"Lieber leben": Plötzlich radikal anders

14.12.2017, 09:00 Uhr

© Neue Visionen

So schnell kann es gehen. Ein unglücklicher Kopfsprung in ein zu leeres Becken, und das Leben ist anders – und zwar wirklich radikal anders. War er zuvor noch eine höchst agile Sportskanone, ist der junge Ben (Pablo Pauly) nun fast völlig gelähmt. Diese ohnehin entsetzliche Situation wird durch die ungeschickte Krankenschwester Christiane (Anne Benoît) und den stets vor unangemessen guter Laune sprühenden Pfleger Jean-Marie (Alban Ivanov) nicht gerade gemildert. Und wie soll man die viele Zeit, die man nun hat, in einer solchen Lage eigentlich rumbringen?

Ben lernt Leidensgenossen wie Toussaint (Moussa Mansaly), Farid (Soufiane Guerrab) und Steeve (Franck Falise) in der Klinik kennen. Von ihnen lernt er schnell Strategien, "die Zeit zu ficken". Für den jungen Studenten gibt es immerhin Aussicht auf Besserung, was für die meisten anderen Patienten nicht gilt. Ist es für viele Menschen eine furchtbare Vorstellung, an einen Rollstuhl gefesselt zu sein, so ist es für die Hauptfigur ein riesiger Fortschritt, einen Rollstuhl benutzen zu können. Was dann auch euphorisch gefeiert wird.

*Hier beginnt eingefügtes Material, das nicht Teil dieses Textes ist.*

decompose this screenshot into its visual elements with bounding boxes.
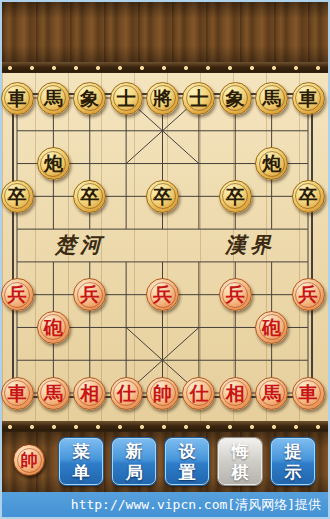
piece-black-k[interactable]: 將 xyxy=(146,82,179,115)
piece-red-a[interactable]: 仕 xyxy=(182,377,215,410)
piece-black-p[interactable]: 卒 xyxy=(146,180,179,213)
piece-black-n[interactable]: 馬 xyxy=(37,82,70,115)
board-grid xyxy=(2,73,328,421)
top-wood-panel xyxy=(2,2,328,62)
piece-black-b[interactable]: 象 xyxy=(219,82,252,115)
piece-red-p[interactable]: 兵 xyxy=(292,278,325,311)
piece-black-p[interactable]: 卒 xyxy=(292,180,325,213)
piece-red-k[interactable]: 帥 xyxy=(146,377,179,410)
piece-black-n[interactable]: 馬 xyxy=(255,82,288,115)
piece-black-p[interactable]: 卒 xyxy=(1,180,34,213)
settings-button[interactable]: 设置 xyxy=(165,438,209,485)
piece-red-n[interactable]: 馬 xyxy=(37,377,70,410)
footer-bar: http://www.vipcn.com[清风网络]提供 xyxy=(2,492,328,517)
piece-black-b[interactable]: 象 xyxy=(73,82,106,115)
piece-red-p[interactable]: 兵 xyxy=(1,278,34,311)
piece-black-c[interactable]: 炮 xyxy=(255,147,288,180)
piece-black-p[interactable]: 卒 xyxy=(73,180,106,213)
hint-button[interactable]: 提示 xyxy=(271,438,315,485)
piece-black-r[interactable]: 車 xyxy=(1,82,34,115)
undo-button-label: 悔棋 xyxy=(232,441,249,483)
hint-button-label: 提示 xyxy=(285,441,302,483)
settings-button-label: 设置 xyxy=(179,441,196,483)
piece-red-r[interactable]: 車 xyxy=(1,377,34,410)
piece-red-c[interactable]: 砲 xyxy=(37,311,70,344)
xiangqi-board[interactable]: 楚河 漢界 車馬象士將士象馬車炮炮卒卒卒卒卒兵兵兵兵兵砲砲車馬相仕帥仕相馬車 xyxy=(2,73,328,421)
piece-black-c[interactable]: 炮 xyxy=(37,147,70,180)
piece-red-r[interactable]: 車 xyxy=(292,377,325,410)
piece-black-a[interactable]: 士 xyxy=(110,82,143,115)
app-window: 楚河 漢界 車馬象士將士象馬車炮炮卒卒卒卒卒兵兵兵兵兵砲砲車馬相仕帥仕相馬車 帥… xyxy=(0,0,330,519)
credit-text: http://www.vipcn.com[清风网络]提供 xyxy=(71,496,321,514)
piece-red-b[interactable]: 相 xyxy=(73,377,106,410)
piece-black-p[interactable]: 卒 xyxy=(219,180,252,213)
piece-red-b[interactable]: 相 xyxy=(219,377,252,410)
piece-black-a[interactable]: 士 xyxy=(182,82,215,115)
menu-button-label: 菜单 xyxy=(73,441,90,483)
decor-strip-top xyxy=(2,62,328,73)
new-game-button-label: 新局 xyxy=(126,441,143,483)
piece-black-r[interactable]: 車 xyxy=(292,82,325,115)
piece-red-c[interactable]: 砲 xyxy=(255,311,288,344)
decor-strip-bottom xyxy=(2,421,328,432)
undo-button[interactable]: 悔棋 xyxy=(218,438,262,485)
turn-indicator-piece: 帥 xyxy=(13,444,45,476)
new-game-button[interactable]: 新局 xyxy=(112,438,156,485)
piece-red-p[interactable]: 兵 xyxy=(146,278,179,311)
piece-red-n[interactable]: 馬 xyxy=(255,377,288,410)
menu-button[interactable]: 菜单 xyxy=(59,438,103,485)
toolbar: 帥 菜单 新局 设置 悔棋 提示 xyxy=(2,432,328,492)
piece-red-p[interactable]: 兵 xyxy=(219,278,252,311)
piece-red-a[interactable]: 仕 xyxy=(110,377,143,410)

Nun ist Ben voller Hoffnung. Doch eine Ärztin erklärt ihm, dass er nie wieder ein völlig normales Leben führen wird und sich von seinem Traumberuf Sportlehrer verabschieden muss. Eine Welt bricht für ihn zusammen. Auch eine andere Hoffnung bekommt starke Risse. Die hübsche Mitpatientin Samia (Nailia Harzoune), in die sich Ben verliebt hat, hat einen sehr dunklen Punkt in ihrer Vergangenheit. . .

"Jede Ähnlichkeit mit lebenden oder toten Personen ist keinesfalls zufällig", heißt es zu Beginn. In der Tat: "Lieber leben" ist die Verfilmung des in Deutschland noch nicht erschienenen autobiografischen Romans des in Frankreich sehr populären Poetry-Slammers und Musikers Grand Corps Malade ("Großer kranker Körper"). Er führte gemeinsam mit Mehdi Idir auch Regie und war am Drehbuch beteiligt. Sein Künstlername bezieht sich natürlich auf die Folgen eines schweren Unfalls, bürgerlich heißt er Fabien Marsaud.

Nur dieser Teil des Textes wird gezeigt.